Ellos no dejaban de gritar y blasfemar a voz en grito. Se retorcían y contorsionaban como serpientes y apenas nos permitían caminar. La parte más difícil era bajarlos hasta el sótano. Cuando llegábamos al hueco por el que había que bajar, muchas veces, los empujábamos para que cayeran por sí solos.
Ni en la escalera, (ya he dicho que no era una escalera propiamente dicha), ni en el sótano, ni en la mazmorra, entraba luz alguna.
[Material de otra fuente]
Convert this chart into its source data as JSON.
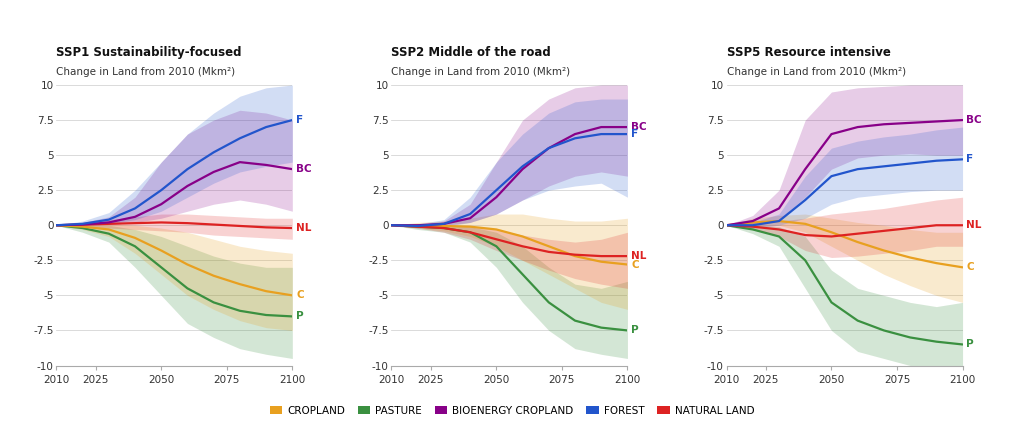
{
  "years": [
    2010,
    2020,
    2030,
    2040,
    2050,
    2060,
    2070,
    2080,
    2090,
    2100
  ],
  "ssp1": {
    "title": "SSP1 Sustainability-focused",
    "subtitle": "Change in Land from 2010 (Mkm²)",
    "cropland": {
      "mean": [
        0,
        -0.1,
        -0.3,
        -0.9,
        -1.8,
        -2.8,
        -3.6,
        -4.2,
        -4.7,
        -5.0
      ],
      "low": [
        0,
        -0.3,
        -0.8,
        -2.0,
        -3.5,
        -5.0,
        -6.0,
        -6.8,
        -7.3,
        -7.5
      ],
      "high": [
        0,
        0.1,
        0.1,
        0.0,
        -0.2,
        -0.5,
        -1.0,
        -1.5,
        -1.8,
        -2.0
      ]
    },
    "pasture": {
      "mean": [
        0,
        -0.2,
        -0.6,
        -1.5,
        -3.0,
        -4.5,
        -5.5,
        -6.1,
        -6.4,
        -6.5
      ],
      "low": [
        0,
        -0.5,
        -1.2,
        -3.0,
        -5.0,
        -7.0,
        -8.0,
        -8.8,
        -9.2,
        -9.5
      ],
      "high": [
        0,
        0.0,
        0.0,
        -0.3,
        -0.8,
        -1.5,
        -2.2,
        -2.7,
        -3.0,
        -3.0
      ]
    },
    "bioenergy": {
      "mean": [
        0,
        0.05,
        0.2,
        0.6,
        1.5,
        2.8,
        3.8,
        4.5,
        4.3,
        4.0
      ],
      "low": [
        0,
        0.0,
        0.05,
        0.2,
        0.5,
        1.0,
        1.5,
        1.8,
        1.5,
        1.0
      ],
      "high": [
        0,
        0.2,
        0.6,
        2.0,
        4.5,
        6.5,
        7.5,
        8.2,
        8.0,
        7.5
      ]
    },
    "forest": {
      "mean": [
        0,
        0.1,
        0.4,
        1.2,
        2.5,
        4.0,
        5.2,
        6.2,
        7.0,
        7.5
      ],
      "low": [
        0,
        0.0,
        0.1,
        0.4,
        1.0,
        2.0,
        3.0,
        3.8,
        4.2,
        4.5
      ],
      "high": [
        0,
        0.3,
        0.9,
        2.5,
        4.5,
        6.5,
        8.0,
        9.2,
        9.8,
        10.0
      ]
    },
    "natural_land": {
      "mean": [
        0,
        0.05,
        0.1,
        0.15,
        0.2,
        0.15,
        0.05,
        -0.05,
        -0.15,
        -0.2
      ],
      "low": [
        0,
        -0.1,
        -0.2,
        -0.3,
        -0.4,
        -0.5,
        -0.7,
        -0.8,
        -0.9,
        -1.0
      ],
      "high": [
        0,
        0.2,
        0.4,
        0.6,
        0.8,
        0.8,
        0.7,
        0.6,
        0.5,
        0.5
      ]
    }
  },
  "ssp2": {
    "title": "SSP2 Middle of the road",
    "subtitle": "Change in Land from 2010 (Mkm²)",
    "cropland": {
      "mean": [
        0,
        0.0,
        -0.05,
        -0.1,
        -0.3,
        -0.8,
        -1.5,
        -2.2,
        -2.6,
        -2.8
      ],
      "low": [
        0,
        -0.2,
        -0.4,
        -0.8,
        -1.5,
        -2.5,
        -3.5,
        -4.5,
        -5.5,
        -6.0
      ],
      "high": [
        0,
        0.2,
        0.3,
        0.5,
        0.8,
        0.8,
        0.5,
        0.3,
        0.3,
        0.5
      ]
    },
    "pasture": {
      "mean": [
        0,
        -0.1,
        -0.2,
        -0.5,
        -1.5,
        -3.5,
        -5.5,
        -6.8,
        -7.3,
        -7.5
      ],
      "low": [
        0,
        -0.3,
        -0.5,
        -1.2,
        -3.0,
        -5.5,
        -7.5,
        -8.8,
        -9.2,
        -9.5
      ],
      "high": [
        0,
        0.0,
        0.0,
        -0.1,
        -0.5,
        -1.5,
        -3.0,
        -4.2,
        -4.5,
        -4.0
      ]
    },
    "bioenergy": {
      "mean": [
        0,
        0.0,
        0.1,
        0.5,
        2.0,
        4.0,
        5.5,
        6.5,
        7.0,
        7.0
      ],
      "low": [
        0,
        -0.05,
        0.0,
        0.2,
        0.8,
        1.8,
        2.8,
        3.5,
        3.8,
        3.5
      ],
      "high": [
        0,
        0.05,
        0.3,
        1.5,
        4.5,
        7.5,
        9.0,
        9.8,
        10.0,
        10.0
      ]
    },
    "forest": {
      "mean": [
        0,
        -0.05,
        0.1,
        0.8,
        2.5,
        4.2,
        5.5,
        6.2,
        6.5,
        6.5
      ],
      "low": [
        0,
        -0.2,
        -0.1,
        0.2,
        0.8,
        1.8,
        2.5,
        2.8,
        3.0,
        2.0
      ],
      "high": [
        0,
        0.1,
        0.4,
        2.0,
        4.5,
        6.5,
        8.0,
        8.8,
        9.0,
        9.0
      ]
    },
    "natural_land": {
      "mean": [
        0,
        -0.1,
        -0.2,
        -0.5,
        -1.0,
        -1.5,
        -1.9,
        -2.1,
        -2.2,
        -2.2
      ],
      "low": [
        0,
        -0.2,
        -0.5,
        -1.0,
        -1.8,
        -2.5,
        -3.2,
        -3.8,
        -4.2,
        -4.5
      ],
      "high": [
        0,
        0.0,
        0.0,
        -0.1,
        -0.3,
        -0.7,
        -1.0,
        -1.2,
        -1.0,
        -0.5
      ]
    }
  },
  "ssp5": {
    "title": "SSP5 Resource intensive",
    "subtitle": "Change in Land from 2010 (Mkm²)",
    "cropland": {
      "mean": [
        0,
        0.2,
        0.3,
        0.1,
        -0.5,
        -1.2,
        -1.8,
        -2.3,
        -2.7,
        -3.0
      ],
      "low": [
        0,
        -0.1,
        0.0,
        -0.5,
        -1.5,
        -2.5,
        -3.5,
        -4.3,
        -5.0,
        -5.5
      ],
      "high": [
        0,
        0.5,
        0.7,
        0.8,
        0.5,
        0.2,
        0.0,
        -0.3,
        -0.5,
        -0.5
      ]
    },
    "pasture": {
      "mean": [
        0,
        -0.3,
        -0.8,
        -2.5,
        -5.5,
        -6.8,
        -7.5,
        -8.0,
        -8.3,
        -8.5
      ],
      "low": [
        0,
        -0.6,
        -1.5,
        -4.5,
        -7.5,
        -9.0,
        -9.5,
        -10.0,
        -10.0,
        -10.0
      ],
      "high": [
        0,
        0.0,
        -0.1,
        -0.8,
        -3.2,
        -4.5,
        -5.0,
        -5.5,
        -5.8,
        -5.5
      ]
    },
    "bioenergy": {
      "mean": [
        0,
        0.3,
        1.2,
        4.0,
        6.5,
        7.0,
        7.2,
        7.3,
        7.4,
        7.5
      ],
      "low": [
        0,
        0.1,
        0.4,
        2.0,
        4.0,
        4.8,
        5.0,
        5.1,
        5.0,
        5.0
      ],
      "high": [
        0,
        0.7,
        2.5,
        7.5,
        9.5,
        9.8,
        9.9,
        10.0,
        10.0,
        10.0
      ]
    },
    "forest": {
      "mean": [
        0,
        0.0,
        0.3,
        1.8,
        3.5,
        4.0,
        4.2,
        4.4,
        4.6,
        4.7
      ],
      "low": [
        0,
        -0.2,
        0.0,
        0.5,
        1.5,
        2.0,
        2.2,
        2.4,
        2.5,
        2.5
      ],
      "high": [
        0,
        0.2,
        0.8,
        3.5,
        5.5,
        6.0,
        6.3,
        6.5,
        6.8,
        7.0
      ]
    },
    "natural_land": {
      "mean": [
        0,
        -0.1,
        -0.3,
        -0.7,
        -0.8,
        -0.6,
        -0.4,
        -0.2,
        0.0,
        0.0
      ],
      "low": [
        0,
        -0.3,
        -0.8,
        -1.8,
        -2.3,
        -2.2,
        -2.0,
        -1.8,
        -1.5,
        -1.5
      ],
      "high": [
        0,
        0.2,
        0.3,
        0.5,
        0.8,
        1.0,
        1.2,
        1.5,
        1.8,
        2.0
      ]
    }
  },
  "colors": {
    "cropland": "#E8A020",
    "pasture": "#3A9040",
    "bioenergy": "#880088",
    "forest": "#2255CC",
    "natural_land": "#DD2222"
  },
  "fill_alphas": {
    "cropland": 0.22,
    "pasture": 0.22,
    "bioenergy": 0.2,
    "forest": 0.2,
    "natural_land": 0.2
  },
  "fill_colors": {
    "cropland": "#E8A020",
    "pasture": "#3A9040",
    "bioenergy": "#880088",
    "forest": "#2255CC",
    "natural_land": "#DD2222"
  },
  "ylim": [
    -10,
    10
  ],
  "yticks": [
    -10,
    -7.5,
    -5,
    -2.5,
    0,
    2.5,
    5,
    7.5,
    10
  ],
  "xticks": [
    2010,
    2025,
    2050,
    2075,
    2100
  ],
  "line_width": 1.6,
  "legend_items": [
    {
      "label": "CROPLAND",
      "color": "#E8A020"
    },
    {
      "label": "PASTURE",
      "color": "#3A9040"
    },
    {
      "label": "BIOENERGY CROPLAND",
      "color": "#880088"
    },
    {
      "label": "FOREST",
      "color": "#2255CC"
    },
    {
      "label": "NATURAL LAND",
      "color": "#DD2222"
    }
  ],
  "label_abbrevs": {
    "cropland": "C",
    "pasture": "P",
    "bioenergy": "BC",
    "forest": "F",
    "natural_land": "NL"
  },
  "draw_order": [
    "pasture",
    "cropland",
    "natural_land",
    "bioenergy",
    "forest"
  ]
}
Era el lugar más oscuro del mundo y por eso tenía que alumbrar con dos antorchas que previamente colocaba por el camino; una a la entrada de la escalera y otra abajo del todo.
Luego bajábamos al reo a la fuerza, si no lo habíamos empujado ya. Cuando lo teníamos abajo lo colocábamos en el borde del agujero y levantábamos la trampilla. Allí había que tirarlo, pero antes tenía que quitarle las argollas y las cadenas y ese era el momento que aprovechaba para atacarnos, a mí y al soldado.
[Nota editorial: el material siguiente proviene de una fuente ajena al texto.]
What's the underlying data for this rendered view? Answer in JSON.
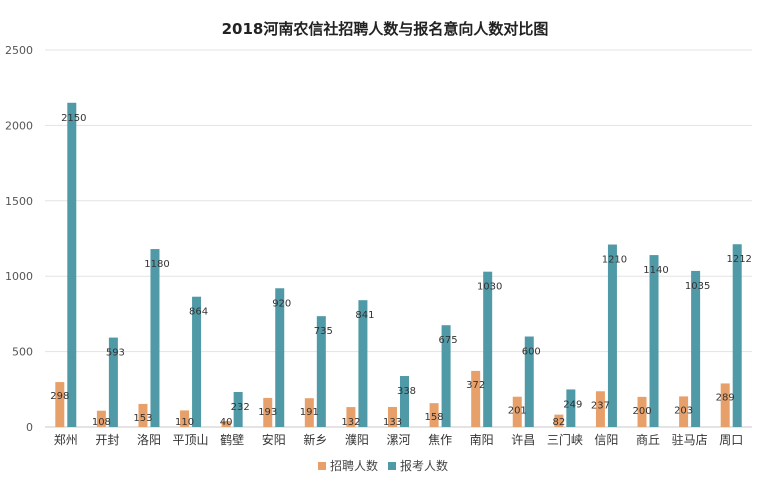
{
  "chart_data": {
    "type": "bar",
    "title": "2018河南农信社招聘人数与报名意向人数对比图",
    "categories": [
      "郑州",
      "开封",
      "洛阳",
      "平顶山",
      "鹤壁",
      "安阳",
      "新乡",
      "濮阳",
      "漯河",
      "焦作",
      "南阳",
      "许昌",
      "三门峡",
      "信阳",
      "商丘",
      "驻马店",
      "周口"
    ],
    "series": [
      {
        "name": "招聘人数",
        "color": "#e8a06a",
        "values": [
          298,
          108,
          153,
          110,
          40,
          193,
          191,
          132,
          133,
          158,
          372,
          201,
          82,
          237,
          200,
          203,
          289
        ]
      },
      {
        "name": "报考人数",
        "color": "#4f9aa6",
        "values": [
          2150,
          593,
          1180,
          864,
          232,
          920,
          735,
          841,
          338,
          675,
          1030,
          600,
          249,
          1210,
          1140,
          1035,
          1212
        ]
      }
    ],
    "yticks": [
      0,
      500,
      1000,
      1500,
      2000,
      2500
    ],
    "ylim": [
      0,
      2500
    ],
    "grid": true,
    "legend": "bottom"
  }
}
Algunas veces estaba tan desfallecido, o muerto de miedo, que no intentaba nada, y yo sólo tenía que darle un empujón.
Caía adentro, desde unos tres metros y medio, como un saco de harina, y ahí se quedaba hasta morir, en la oscuridad más absoluta haciéndole compañía a otro que, la mayoría de las veces, ya estaba muerto. Pero otras veces, se revolvía tanto que tenía que romperle algún hueso para que no pudiese atacarme. El agujero despedía un olor a podredumbre, heces y descomposición de tal intensidad, que enajenaba los sentidos. Con la poca cordura que nos quedaba a todos, a veces acertábamos a bajar una cesta con una cuerda para que el reo que acababa de llegar hasta su tumba en vida, cargara el cadáver de su compañero anterior y yo lo izaba, Lo sacaba de la Torre, lo vendía como abono.
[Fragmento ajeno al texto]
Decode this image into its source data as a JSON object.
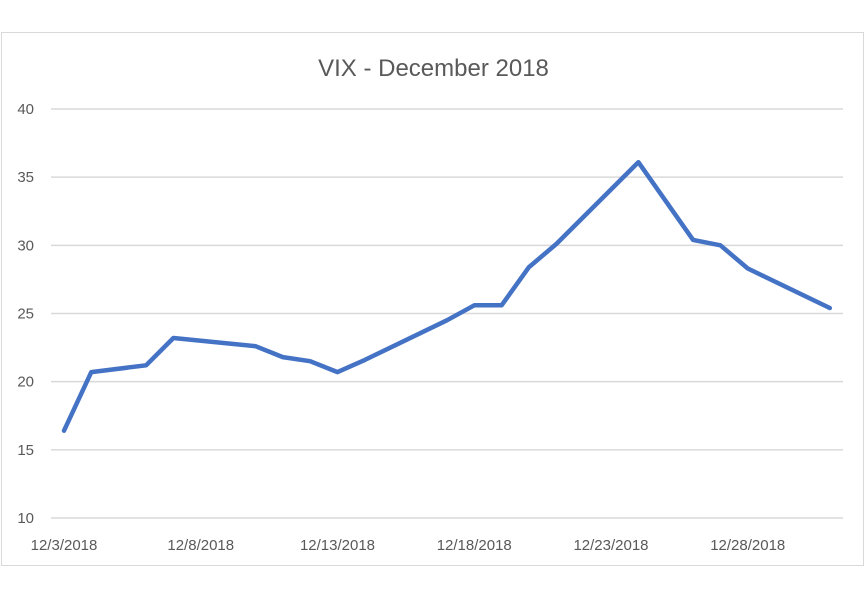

Luego dejaba caer la tapa de la trampilla y el trabajo ya estaba hecho. Recogía las antorchas y subía con ellas hasta el cuerpo de guardia. Dejándolas junto a la chimenea y me ponía a comer con los demás soldados.
Jamás me preocupé por aquellos desdichados. No había nada por lo que preocuparse. En la torre había más presos. Las mazmorras siempre estaban llenas. Más cuando era día de mercado o la feria.
Los ladrones, truhanes y estafadores no desperdiciaban la ocasión para cometer sus fechorías.
Teníamos cinco cepos para los presos preventivos. No solían estar encerrados más de un mes. Allí permanecían con los tobillos entallados en los maderos, a veces sentados y otras veces tumbados sobre la paja. Otros de pié, con la argolla en el cuello pegados a la pared y los pies de puntillas para no descoyuntarse. Así dormían y pasaban largas horas para darles tiempo a pensar en lo que habían hecho.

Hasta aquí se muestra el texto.